« Natür Therapy », tout nu et tout perdu

« Natür Therapy », tout nu et tout perdu

« Natür Therapy », tout nu et tout perdu

« Natür Therapy », tout nu et tout perdu

Au cinéma le

Martin est lassé par sa vie : famille, travail… tout l’ennuit. Pour se changer les idées, il décide de partir seul en randonnée, dans la montagne norvégienne. Une remise en cause en pleine nature plutôt cash mais aussi superficielle.

Martin (Ole Giæver) a bien du mal à trouver sa place : au travail avec des collègues qu’il n’apprécie guère, ou en famille, auprès de sa femme et de son jeune fils avec lequel il a du mal à communiquer. Lorsque la semaine se termine enfin, Martin fait le choix de partir seul en randonnée dans l’immensité de la nature norvégienne pour fuir ce quotidien qui l’oppresse. Loin de la routine aliénante, des questions inhérentes à la crise de milieu de vie assaillent le promeneur épris de liberté. Un flot incessant de pensées s’impose à Martin, le poussant à imaginer une autre vie : qu’arriverait-il s’il divorçait ? Si sa femme mourait ? Et s’il décidait de tout plaquer à son retour pour débuter une nouvelle vie ?

Natür Therapy

Méditation très naturelle

Pour nous permettre de partager les états d’âme de cet antihéros qu’il interprète lui-même, le réalisateur norvégien Ole Giæver a choisi une voix off omniprésente qui nous dévoile ce qui passe par la tête de Martin. Un procédé direct qui ne cache rien des pensées du randonneur, y compris des remarques parfois très crues. Cet accès sans filtre à l’esprit du personnage, qui assume son flirt avec la vulgarité, rapproche le spectateur de ce protagoniste en proie au doute. Cette franchise de ton apporte un côté décalé à l’ensemble qui vient contrebalancer la dépression latente de Martin.
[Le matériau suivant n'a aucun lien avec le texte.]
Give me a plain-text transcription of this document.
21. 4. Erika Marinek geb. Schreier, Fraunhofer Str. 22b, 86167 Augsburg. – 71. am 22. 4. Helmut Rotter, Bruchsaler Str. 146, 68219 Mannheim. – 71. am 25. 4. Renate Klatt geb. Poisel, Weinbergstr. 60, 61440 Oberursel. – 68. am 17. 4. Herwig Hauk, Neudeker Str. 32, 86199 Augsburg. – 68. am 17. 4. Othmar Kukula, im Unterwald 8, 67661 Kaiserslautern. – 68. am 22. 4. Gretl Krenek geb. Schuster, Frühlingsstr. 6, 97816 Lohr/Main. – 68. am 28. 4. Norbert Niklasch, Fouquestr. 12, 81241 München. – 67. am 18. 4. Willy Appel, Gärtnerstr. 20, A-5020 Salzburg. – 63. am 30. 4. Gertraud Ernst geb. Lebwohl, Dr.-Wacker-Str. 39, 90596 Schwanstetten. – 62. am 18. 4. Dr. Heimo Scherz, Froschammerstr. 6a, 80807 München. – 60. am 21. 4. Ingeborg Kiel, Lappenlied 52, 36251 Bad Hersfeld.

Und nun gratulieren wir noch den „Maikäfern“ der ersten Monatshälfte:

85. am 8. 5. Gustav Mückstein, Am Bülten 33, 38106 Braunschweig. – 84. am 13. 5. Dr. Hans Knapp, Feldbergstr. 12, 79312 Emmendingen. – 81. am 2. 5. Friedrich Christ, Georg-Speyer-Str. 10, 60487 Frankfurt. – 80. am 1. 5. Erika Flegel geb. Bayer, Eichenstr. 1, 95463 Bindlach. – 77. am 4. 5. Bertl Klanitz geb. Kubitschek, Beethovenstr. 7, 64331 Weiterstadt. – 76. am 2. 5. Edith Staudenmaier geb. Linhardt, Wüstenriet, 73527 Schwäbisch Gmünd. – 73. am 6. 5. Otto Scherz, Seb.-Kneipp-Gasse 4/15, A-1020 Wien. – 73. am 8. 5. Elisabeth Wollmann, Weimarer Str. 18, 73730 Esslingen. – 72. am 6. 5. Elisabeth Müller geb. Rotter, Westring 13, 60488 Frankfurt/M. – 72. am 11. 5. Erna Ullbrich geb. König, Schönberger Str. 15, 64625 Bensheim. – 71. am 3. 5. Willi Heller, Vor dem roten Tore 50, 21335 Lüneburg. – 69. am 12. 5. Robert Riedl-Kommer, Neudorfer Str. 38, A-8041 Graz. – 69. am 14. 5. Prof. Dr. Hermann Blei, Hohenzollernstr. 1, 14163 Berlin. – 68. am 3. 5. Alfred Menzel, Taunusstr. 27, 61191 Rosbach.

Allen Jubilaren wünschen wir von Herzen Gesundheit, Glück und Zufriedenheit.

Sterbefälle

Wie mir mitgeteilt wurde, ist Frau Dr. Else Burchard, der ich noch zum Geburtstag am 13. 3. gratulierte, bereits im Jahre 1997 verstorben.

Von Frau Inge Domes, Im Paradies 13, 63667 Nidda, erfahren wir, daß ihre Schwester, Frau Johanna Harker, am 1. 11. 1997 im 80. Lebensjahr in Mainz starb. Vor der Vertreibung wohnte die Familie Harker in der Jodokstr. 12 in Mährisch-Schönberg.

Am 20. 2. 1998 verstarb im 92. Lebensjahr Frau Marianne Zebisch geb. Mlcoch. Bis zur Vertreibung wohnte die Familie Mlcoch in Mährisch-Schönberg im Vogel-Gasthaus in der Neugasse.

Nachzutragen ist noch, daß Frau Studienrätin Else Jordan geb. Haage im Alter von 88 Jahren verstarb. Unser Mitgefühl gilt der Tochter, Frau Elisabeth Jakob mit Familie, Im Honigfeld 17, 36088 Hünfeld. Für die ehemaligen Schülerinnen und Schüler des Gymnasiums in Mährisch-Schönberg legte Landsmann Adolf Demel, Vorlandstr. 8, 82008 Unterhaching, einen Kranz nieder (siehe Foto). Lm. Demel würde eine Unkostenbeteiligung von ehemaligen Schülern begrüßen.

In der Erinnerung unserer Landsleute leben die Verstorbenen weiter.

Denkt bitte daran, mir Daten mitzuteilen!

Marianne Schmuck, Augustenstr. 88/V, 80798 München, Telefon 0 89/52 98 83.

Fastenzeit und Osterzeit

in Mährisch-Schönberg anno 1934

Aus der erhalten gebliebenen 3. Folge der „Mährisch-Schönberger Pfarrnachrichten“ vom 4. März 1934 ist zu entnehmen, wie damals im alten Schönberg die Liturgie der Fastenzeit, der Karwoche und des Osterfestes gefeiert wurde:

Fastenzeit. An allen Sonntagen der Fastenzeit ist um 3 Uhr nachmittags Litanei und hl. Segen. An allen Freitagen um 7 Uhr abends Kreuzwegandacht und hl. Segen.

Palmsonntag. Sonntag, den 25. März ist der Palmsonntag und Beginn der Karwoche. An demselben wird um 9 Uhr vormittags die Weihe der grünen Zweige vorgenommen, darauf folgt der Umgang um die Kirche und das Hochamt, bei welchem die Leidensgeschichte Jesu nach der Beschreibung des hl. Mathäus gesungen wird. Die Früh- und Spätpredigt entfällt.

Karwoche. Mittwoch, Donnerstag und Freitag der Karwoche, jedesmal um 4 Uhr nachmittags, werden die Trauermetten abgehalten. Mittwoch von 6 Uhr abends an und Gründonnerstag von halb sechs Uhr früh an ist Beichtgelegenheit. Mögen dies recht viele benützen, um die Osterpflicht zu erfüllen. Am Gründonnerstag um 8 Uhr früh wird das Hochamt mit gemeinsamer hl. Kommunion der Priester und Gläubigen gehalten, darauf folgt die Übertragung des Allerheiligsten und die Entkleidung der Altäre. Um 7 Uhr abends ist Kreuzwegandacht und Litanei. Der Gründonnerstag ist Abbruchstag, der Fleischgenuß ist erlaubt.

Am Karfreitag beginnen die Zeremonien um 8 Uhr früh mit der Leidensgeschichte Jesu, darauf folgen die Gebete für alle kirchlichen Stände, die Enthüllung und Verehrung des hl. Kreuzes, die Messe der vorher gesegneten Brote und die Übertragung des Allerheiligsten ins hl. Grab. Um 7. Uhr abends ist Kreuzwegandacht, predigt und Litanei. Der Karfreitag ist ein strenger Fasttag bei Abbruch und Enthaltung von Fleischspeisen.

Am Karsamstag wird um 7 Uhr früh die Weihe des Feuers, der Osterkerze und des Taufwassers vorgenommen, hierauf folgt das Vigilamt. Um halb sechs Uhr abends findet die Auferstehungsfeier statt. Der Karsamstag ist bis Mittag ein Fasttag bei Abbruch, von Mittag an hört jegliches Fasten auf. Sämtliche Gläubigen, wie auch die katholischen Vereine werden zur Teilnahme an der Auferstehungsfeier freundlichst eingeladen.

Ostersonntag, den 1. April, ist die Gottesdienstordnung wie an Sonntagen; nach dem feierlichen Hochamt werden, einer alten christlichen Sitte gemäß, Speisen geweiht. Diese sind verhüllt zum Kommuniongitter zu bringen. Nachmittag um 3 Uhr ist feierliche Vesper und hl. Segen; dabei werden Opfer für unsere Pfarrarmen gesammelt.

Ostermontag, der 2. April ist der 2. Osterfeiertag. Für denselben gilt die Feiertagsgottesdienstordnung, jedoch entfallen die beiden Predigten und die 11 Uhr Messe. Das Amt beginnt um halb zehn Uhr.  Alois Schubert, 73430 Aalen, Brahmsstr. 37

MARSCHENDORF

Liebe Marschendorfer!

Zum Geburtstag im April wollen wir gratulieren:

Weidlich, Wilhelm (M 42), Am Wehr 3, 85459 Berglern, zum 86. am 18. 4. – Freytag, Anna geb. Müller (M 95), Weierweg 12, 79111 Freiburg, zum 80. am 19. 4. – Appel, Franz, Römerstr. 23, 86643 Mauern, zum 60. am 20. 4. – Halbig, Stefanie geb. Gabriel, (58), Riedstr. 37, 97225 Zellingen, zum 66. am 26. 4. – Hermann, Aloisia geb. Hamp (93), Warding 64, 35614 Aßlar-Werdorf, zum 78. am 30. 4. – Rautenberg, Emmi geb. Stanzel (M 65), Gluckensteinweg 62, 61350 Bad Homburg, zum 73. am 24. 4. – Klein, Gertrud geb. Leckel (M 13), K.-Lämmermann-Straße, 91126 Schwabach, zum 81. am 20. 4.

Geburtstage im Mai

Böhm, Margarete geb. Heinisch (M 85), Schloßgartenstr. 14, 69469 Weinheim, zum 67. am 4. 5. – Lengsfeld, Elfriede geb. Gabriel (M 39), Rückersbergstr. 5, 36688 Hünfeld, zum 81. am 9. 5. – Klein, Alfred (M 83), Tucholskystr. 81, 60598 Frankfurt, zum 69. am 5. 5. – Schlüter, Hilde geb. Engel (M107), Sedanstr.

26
Cash, le film l’est également au niveau visuel. Parmi ses nombreux soucis, Martin n’a pas une vie sexuelle épanouie avec sa femme et sa frustration s’expose au grand jour. Que ce soit de son propre fait ou suite à un incident, Martin se retrouve assez souvent le membre à l’air, dans des états divers. Et comme pour les pensées intimes de son personnage, Ole Giæver ne cache rien, souhaitant probablement rééquilibrer la présence du sexe mâle à l’écran, souvent tabou et éclipsé par la nudité frontale des femmes, bien plus conventionnelle. Ce parti pris direct et exhibitionniste – au niveau de la pensée aussi bien que du corps –  est plutôt amusant et rafraîchissant mais ne permet pas au film de s’extirper d’une méditation qui tourne en rond.

Natür Therapy

Le sens de la vie… ou pas

Avant de se décider à faire de son personnage un homme – et de l’incarner lui-même – le réalisateur avait envisagé que son randonneur soit une femme. Un aveu qui trahit la volonté du cinéaste de donner un aspect universel à son propos. Et c’est justement là que la mayonnaise a du mal à prendre. Martin se pose en effet des questions plutôt répandues sur le travail, l’impossibilité de communiquer avec son fils, l’ennui provoqué par une vie vécue comme trop contraignante… Autant de thématiques dans lesquelles le spectateur peut se retrouver mais celles-ci sont évoquées de façon assez superficielle et se retrouvent étouffées par la frustration sexuelle du randonneur, sous-jacente tout au long de son périple méditatif. Le fait d’avoir accès aux pensées du personnage ne suffit pas à nous y attacher et un certain nombre de ses réflexions sont répétées plusieurs fois, sans véritable approfondissement, donnant l’impression que le pauvre Martin tourne en rond dans sa montagne.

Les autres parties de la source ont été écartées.